Como nas duas noites anteriores, formaram círculos para dormir, os comandantes
dos grupos um pouco afastados. Agora a ordem era silêncio absoluto. Sabiam que
o grosso dos alemães estava muito próximo, e eles podiam tentar um golpe de mão
aproveitando a escuridão. “Golpe de mão” era a expressão da moda, e os enchia
de pavor. Os alemães eram mestres em “golpes de mão”, uma manobra rápida feita
por um grupo reduzido, cair sobre o alvo, metralhar, esfaquear e retirar,
deixando mortos e feridos. Dormiram sonhando com “golpes de mão”, envoltos por
uma cerração que encharcou as fardas, os calçados e as armas, e os deixou
enregelados. “Não sinto minha mão” murmurou o Alemão para Atílio, mas já era de
manhã e o sargento Nilson passava cutucando com o coturno e sussurrando “de pé,
de pé, mandriões” e em pouco estavam novamente naquele estrada agora
escorregadia e sem fim. “Onde estamos, capitão?” perguntou o tenente Mário, e o
capitão Ernani o olhou com profunda irritação: “Isso eu gostaria de saber, tenente.”

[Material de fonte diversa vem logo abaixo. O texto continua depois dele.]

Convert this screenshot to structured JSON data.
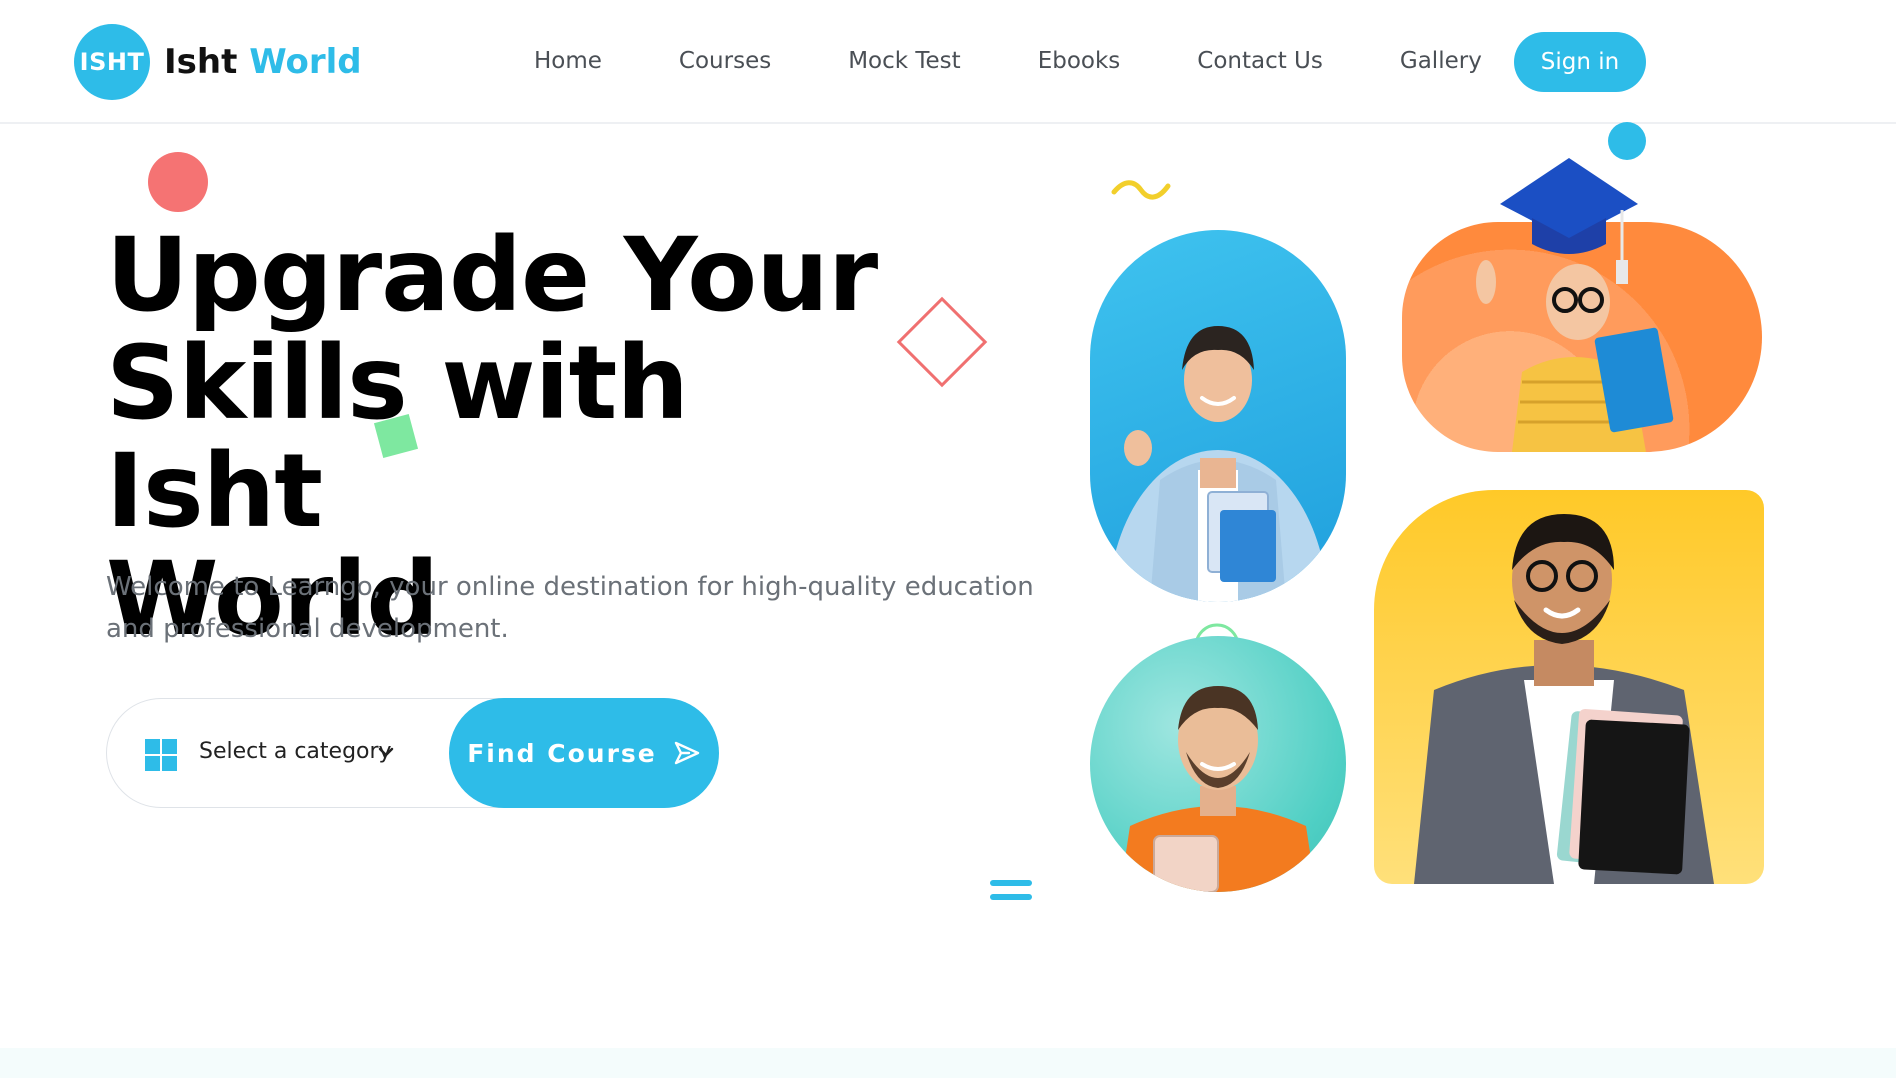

Prosseguiram em meio ao torpor da cerração gelada mais um dia inteiro, com
paradas cada vez mais frequentes. Numa curva da estrada Bandeira ouviu vozes. Da
cerração surgiu um vulto estranho. Era um burro carregado com cestas, tocado
por um homem e um menino. Ficaram paralisados, se olhando, Bandeira colocou o
indicador nos lábios e fez sinal para eles seguirem. O burro, o homem e a
criança passaram espremidos entre o exército que subia a montanha e o abismo. E
finalmente, no dia seguinte, com a cerração ainda mais densa e indevassável, o
esclarecedor Bandeira tropeçou numa cerca de arame farpado. Ficou sem mover um
dedo, rezando para que não fosse ligada a uma mina. Afastou-se e chamou o
sargento. Examinaram a cerca. “Chegamos” sussurrou o sargento Nilson “isto deve
ser a primeira linha de defesa deles.” O capitão Ernani arrastou-se até eles.
Tocou no arame como em algo nunca visto. “Aqui é o começo da tal Linha Gótica.”

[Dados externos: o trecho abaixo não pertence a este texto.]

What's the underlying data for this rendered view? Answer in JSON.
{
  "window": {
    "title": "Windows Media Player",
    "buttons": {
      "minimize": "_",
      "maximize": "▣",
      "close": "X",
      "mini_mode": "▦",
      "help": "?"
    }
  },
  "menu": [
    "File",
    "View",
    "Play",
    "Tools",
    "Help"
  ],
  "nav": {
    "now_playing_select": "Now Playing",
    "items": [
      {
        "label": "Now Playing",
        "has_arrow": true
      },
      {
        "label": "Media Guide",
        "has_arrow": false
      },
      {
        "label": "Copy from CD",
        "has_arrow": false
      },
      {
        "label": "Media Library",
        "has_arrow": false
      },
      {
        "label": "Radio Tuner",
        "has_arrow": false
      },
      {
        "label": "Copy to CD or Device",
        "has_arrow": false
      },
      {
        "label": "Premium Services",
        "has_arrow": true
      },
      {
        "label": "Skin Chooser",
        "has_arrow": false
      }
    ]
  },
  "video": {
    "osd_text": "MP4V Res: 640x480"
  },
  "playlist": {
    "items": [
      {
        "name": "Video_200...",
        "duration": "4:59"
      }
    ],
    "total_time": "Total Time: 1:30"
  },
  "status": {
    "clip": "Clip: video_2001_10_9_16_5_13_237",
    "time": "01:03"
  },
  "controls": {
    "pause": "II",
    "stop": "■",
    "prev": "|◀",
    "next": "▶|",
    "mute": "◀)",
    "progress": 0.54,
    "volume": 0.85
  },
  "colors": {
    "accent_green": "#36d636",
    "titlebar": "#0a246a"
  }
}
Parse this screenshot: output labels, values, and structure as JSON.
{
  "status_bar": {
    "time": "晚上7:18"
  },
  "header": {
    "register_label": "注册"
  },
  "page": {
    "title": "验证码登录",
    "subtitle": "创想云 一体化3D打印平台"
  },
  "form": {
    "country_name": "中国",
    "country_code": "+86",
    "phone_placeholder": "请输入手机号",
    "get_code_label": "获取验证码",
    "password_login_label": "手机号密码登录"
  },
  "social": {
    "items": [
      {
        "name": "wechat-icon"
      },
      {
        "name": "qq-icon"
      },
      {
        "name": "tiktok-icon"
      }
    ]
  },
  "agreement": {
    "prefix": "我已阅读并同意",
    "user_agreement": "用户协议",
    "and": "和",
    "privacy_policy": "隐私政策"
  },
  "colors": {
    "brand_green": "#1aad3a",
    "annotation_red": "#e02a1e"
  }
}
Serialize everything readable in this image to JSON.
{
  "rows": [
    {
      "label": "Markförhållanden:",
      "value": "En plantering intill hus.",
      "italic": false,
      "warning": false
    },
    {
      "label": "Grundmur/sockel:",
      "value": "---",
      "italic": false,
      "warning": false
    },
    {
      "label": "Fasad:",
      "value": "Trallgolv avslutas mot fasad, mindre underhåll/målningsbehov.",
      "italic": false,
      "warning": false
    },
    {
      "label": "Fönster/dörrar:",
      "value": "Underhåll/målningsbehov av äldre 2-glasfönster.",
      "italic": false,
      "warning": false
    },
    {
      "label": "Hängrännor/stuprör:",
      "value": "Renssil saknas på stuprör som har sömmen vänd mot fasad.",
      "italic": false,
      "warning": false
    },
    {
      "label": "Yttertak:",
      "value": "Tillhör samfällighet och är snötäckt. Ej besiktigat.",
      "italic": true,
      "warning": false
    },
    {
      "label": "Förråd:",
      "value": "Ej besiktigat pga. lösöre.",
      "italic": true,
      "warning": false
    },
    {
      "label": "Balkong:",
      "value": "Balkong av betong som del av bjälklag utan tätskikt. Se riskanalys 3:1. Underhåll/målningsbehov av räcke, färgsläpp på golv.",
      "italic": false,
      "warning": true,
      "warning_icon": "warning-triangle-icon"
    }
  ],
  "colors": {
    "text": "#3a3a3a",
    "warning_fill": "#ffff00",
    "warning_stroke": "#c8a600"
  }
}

De repente a névoa abre uma brecha e
podem ver mais adiante. Fortificações, maciços de concreto, um enorme canhão
105. “É aquele o filho da mãe” diz o tenente Mário, procurando espaço entre
eles. “São dois” diz o sargento, apontando outro mais adiante. “São três” diz o
tenente Mário, apontando o terceiro. “E agora?” o sargento olha para o capitão.

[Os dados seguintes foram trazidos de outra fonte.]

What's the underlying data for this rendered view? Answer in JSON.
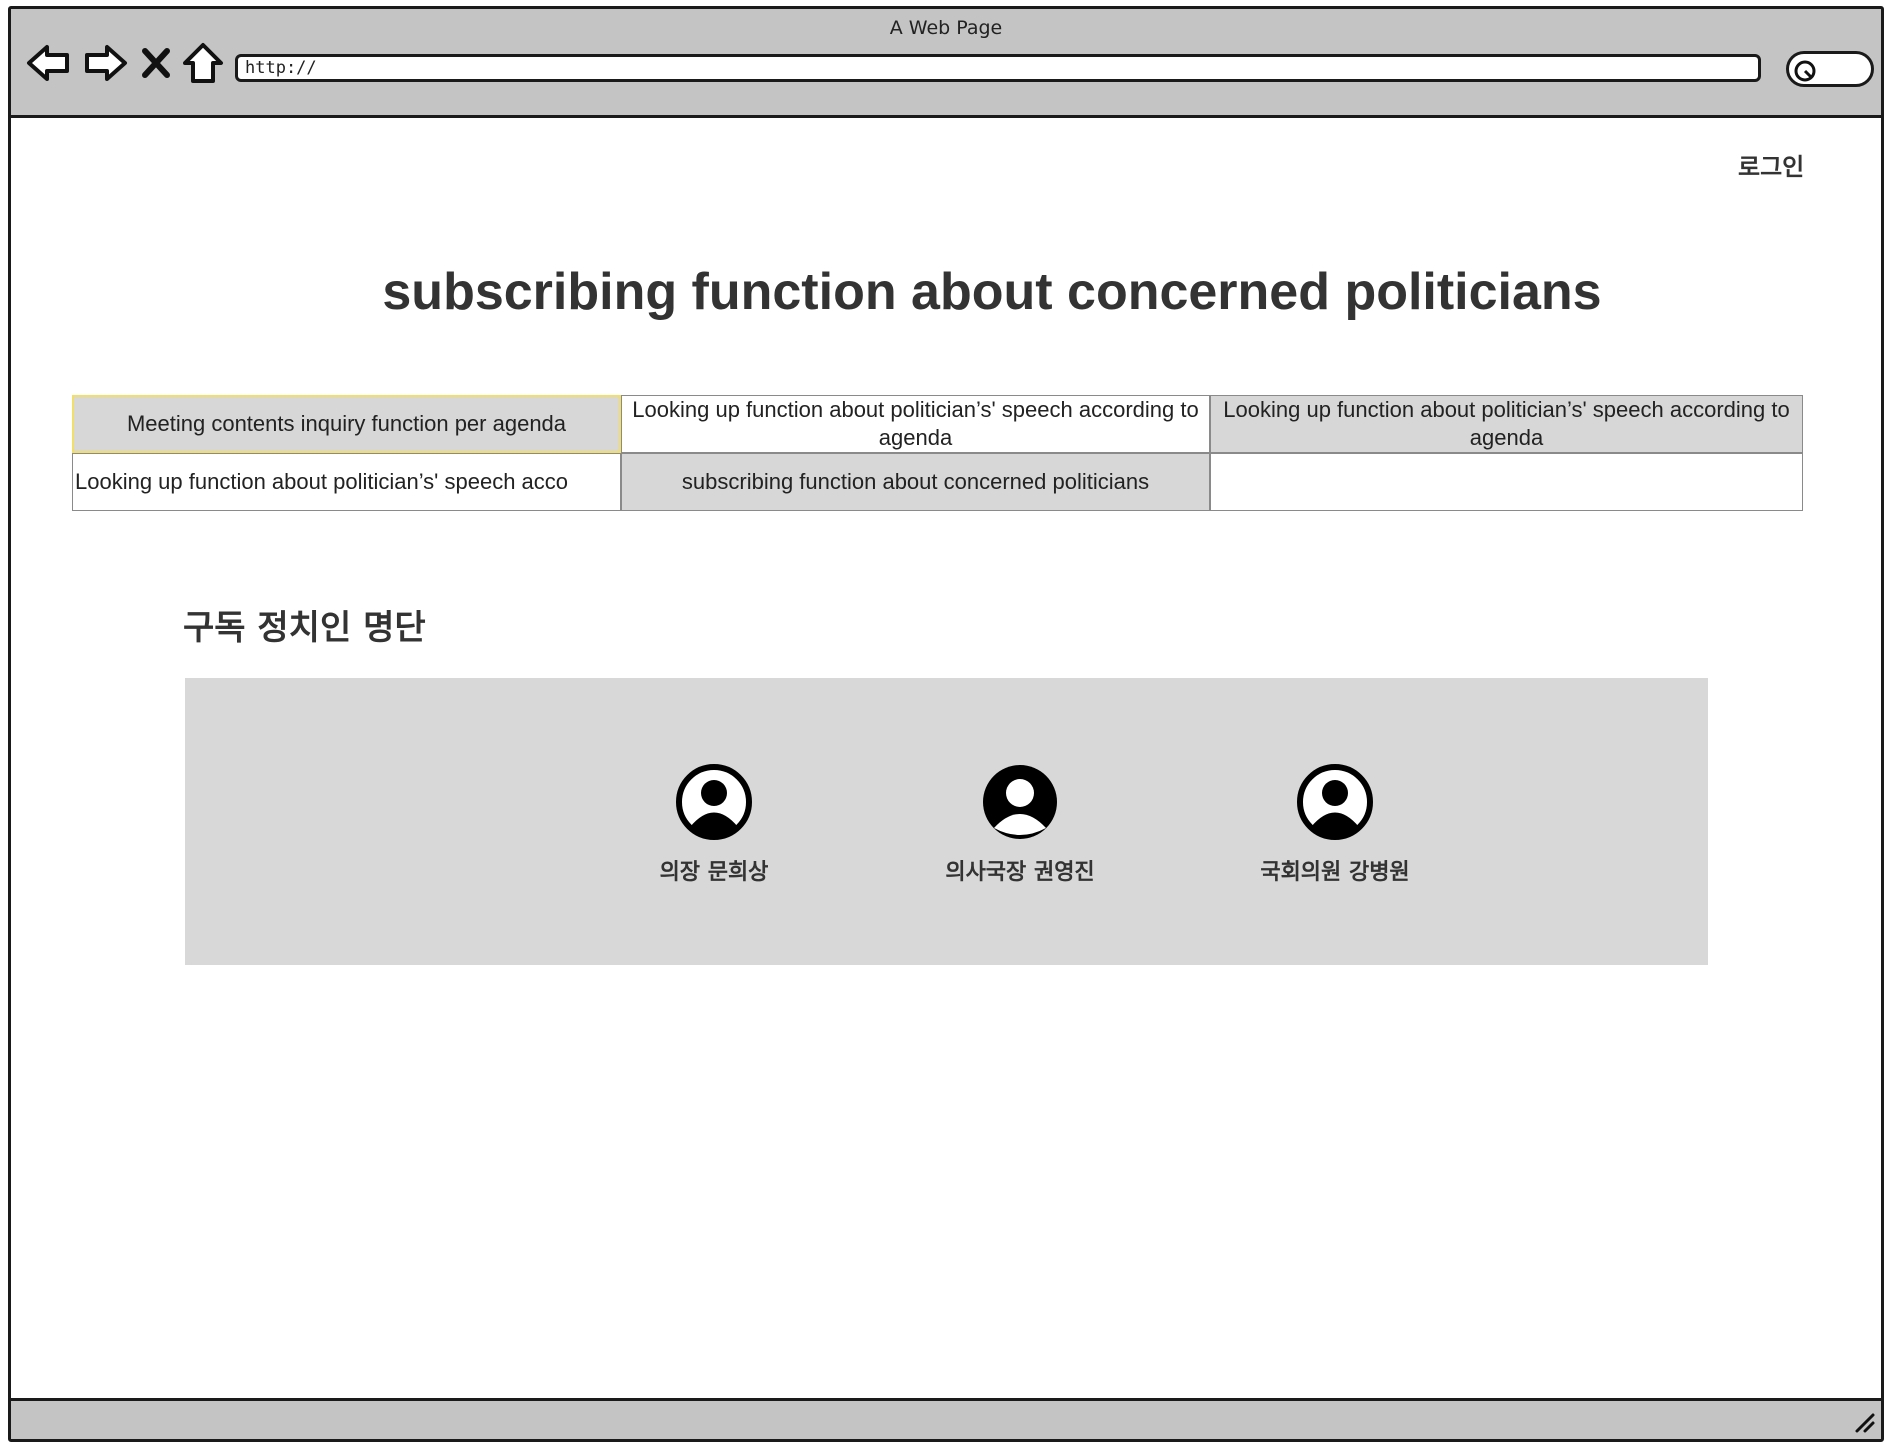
{
  "browser": {
    "window_title": "A Web Page",
    "url": "http://"
  },
  "header": {
    "login_label": "로그인"
  },
  "page": {
    "title": "subscribing function about concerned politicians"
  },
  "menu": {
    "items": [
      {
        "label": "Meeting contents inquiry function per agenda",
        "active": true
      },
      {
        "label": "Looking up  function about politician’s' speech according to agenda"
      },
      {
        "label": "Looking up  function about politician’s' speech according to agenda"
      },
      {
        "label": "Looking up  function about politician’s' speech acco"
      },
      {
        "label": "subscribing function about concerned politicians"
      },
      {
        "label": ""
      }
    ]
  },
  "subscriptions": {
    "heading": "구독 정치인 명단",
    "politicians": [
      {
        "name": "의장 문희상",
        "icon": "user-avatar-icon"
      },
      {
        "name": "의사국장 권영진",
        "icon": "user-avatar-icon"
      },
      {
        "name": "국회의원 강병원",
        "icon": "user-avatar-icon"
      }
    ]
  }
}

“Um grupo de combate avança, dois dão cobertura” diz Ernani. “Vamos nos
arrastar até lá e cair de surpresa sobre eles, duvido que pensem que estamos
tão perto.” “Sargento, você vem comigo” diz o tenente Mário “traga seu Grupo de
Combate.” E o tenente Mário Cabral de Vasconcelos, 23 anos, começou a se
arrastar em direção ao posto de artilharia alemã, sem dar tempo do sargento
Nilson dizer sim, senhor. Eram quinze homens se arrastando em silêncio. Suas
únicas experiências de guerra até o momento tinha sido a tomada de Camaiore e aquela
subida penosa pela estrada da montanha. Pedrinho, o gago Atílio, Alemão,
Quevedo, Bandeira, com os dedos duros de frio, apertando os fuzis, agarrando as
granadas, se arrastavam com o máximo de cuidado. O sargento Nilson colado no
tenente Mário. Mal respiravam. Escorregaram por baixo de uma cerca de arame
farpado. A farda do gago Atílio se prendeu e ele safou-se com um arranco
nervoso, que fez um ruído de coisa rasgada. A névoa se abriu por um momento e
eles viram os alemães a menos de 10 metros, com seus capotes cinzentos.